Malgré la douleur dans son corps, Ayla a finalement réussi à se lever. La robe de mariée était un peu lourde et la queue en était longue. Elle a fermement tiré la robe avec ses mains, révélant les hauts talons blancs à ses pieds.
« Viens, assieds-toi près de moi. » La regardant froidement, Brian s'est demandé pourquoi elle était si tendue, ne devrait-elle pas être habituée à une telle situation ?
Dès qu'elle s'est assise, Brian lui a offert une cigarette. « Je ne fume pas », a-t-elle dit à voix basse.
« Tu ne fumes pas ? » Brian a reniflé. La célèbre fille de la famille Qin ne fumait pas ?
N'ayant pas insisté, Brian lui a passé un verre de vin à la place. « D'accord, alors bois ça ! »
« Je ne bois pas non plus. » Ayla a de nouveau refusé. Elle avait peur de perdre connaissance si elle buvait du vin, vu sa faible tolérance d'alcool.
Brian a froncé les sourcils. Mais, cette fois, il ne l'a pas laissée s'en tirer aussi facilement. Il a saisi son visage et versé le vin dans sa bouche.
Ayla s'est presque étouffée. Le goût prononcé de l'alcool l'a fait violemment tousser et pleurer.
« Arlene, tu te moques de moi ? » Brian a éclaté de rire.
« À partir de maintenant, tu es Madame Clark.

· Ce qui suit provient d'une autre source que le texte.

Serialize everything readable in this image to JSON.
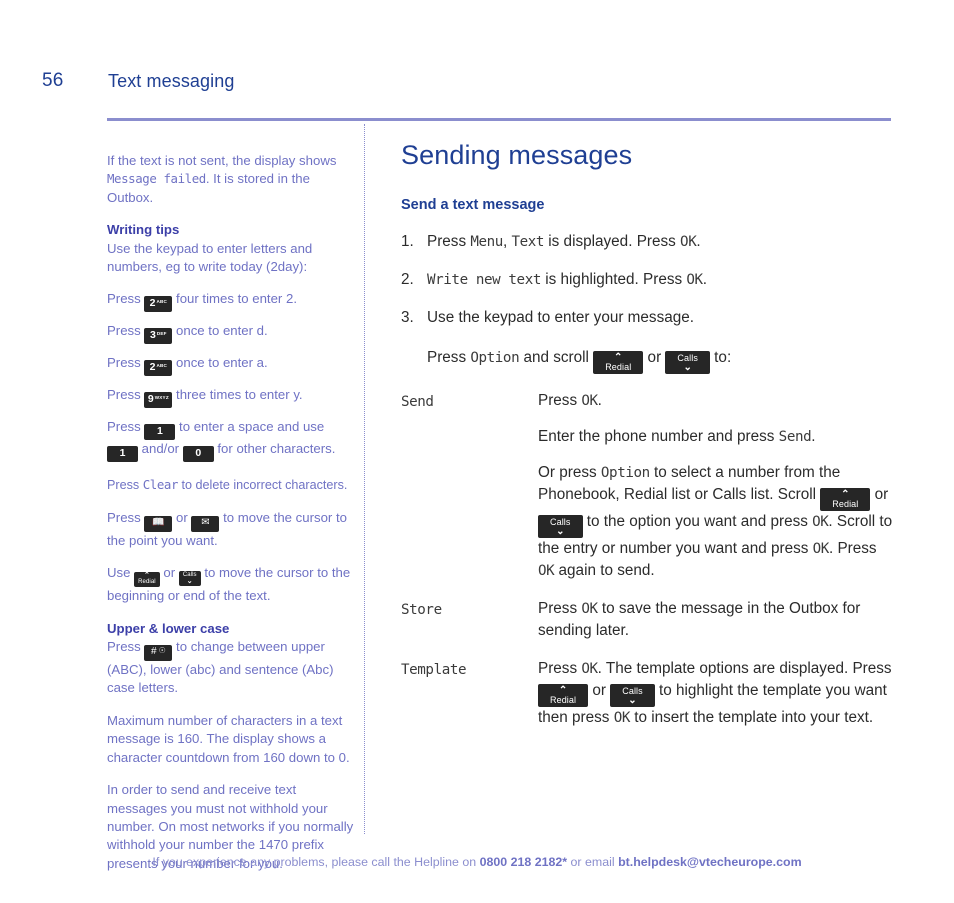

Ce n'est pas tout le monde qui peut porter un tel titre. » Brian voulait faire comprendre dès le début qu'il ne tolérerait pas ses bêtises.
« Je ne veux pas du tout de ce titre », a failli dire Ayla à haute voix mais elle s'est abstenue.
Madame Clark ? Elle s'en fichait complètement. Elle voulait juste continuer ses études et attendre le retour de son bien-aimé Toby. Mais ses rêves avaient tous été brisés.
« Pourquoi tu ne parles pas ? » Voyant le mécontentement dans ses yeux, Brian a dit : « Oh oui. Tu es Arlene Woodsen, tu peux avoir tout homme que tu veux. Pas vrai ? »
Ayla s'est pincé les lèvres sans prononcer un mot. Elle voulait s'expliquer, mais le vin qui venait de traverser sa gorge lui donnait envie de vomir. Elle a dû se couvrir la bouche pour se retenir.
Pour apaiser son ventre, elle a pris le verre d'eau sur la table basse et l'a versée dans la bouche. Mais elle l'a tout de suite recrachée car ce n'était pas de l'eau, mais de l'eau de vie.
« C'est quoi ce bordel ? » Brian commençait à s'en douter. Soit elle ne savait pas boire comme elle l'avait déclaré, soit elle était juste douée pour faire semblant.
« Pardon. Je croyais que... » Avant de pouvoir finir ses mots, elle a agrippé le bras du canapé et a commencé à vomir. Comme elle n'avait toujours rien mangé, elle avait un reflux acide sévère.
Brian n'a montré aucune pitié, il l'a soulevée et portée sur son épaule. Il l'a emmenée dans la chambre et l'a jetée sur le lit.
Quasiment évanouie, Ayla s'est durement heurté la tête contre la table de chevet. Son front a immédiatement gonflé. Elle s'est sentie encore plus écœurée alors que la douleur la faisait grimacer.
Brian, cependant, ne s'est guère montré soucieux. Il la regardait simplement, brûlant de désir.
La nuit, comme la vie misérable d'Ayla, ne faisait que commencer.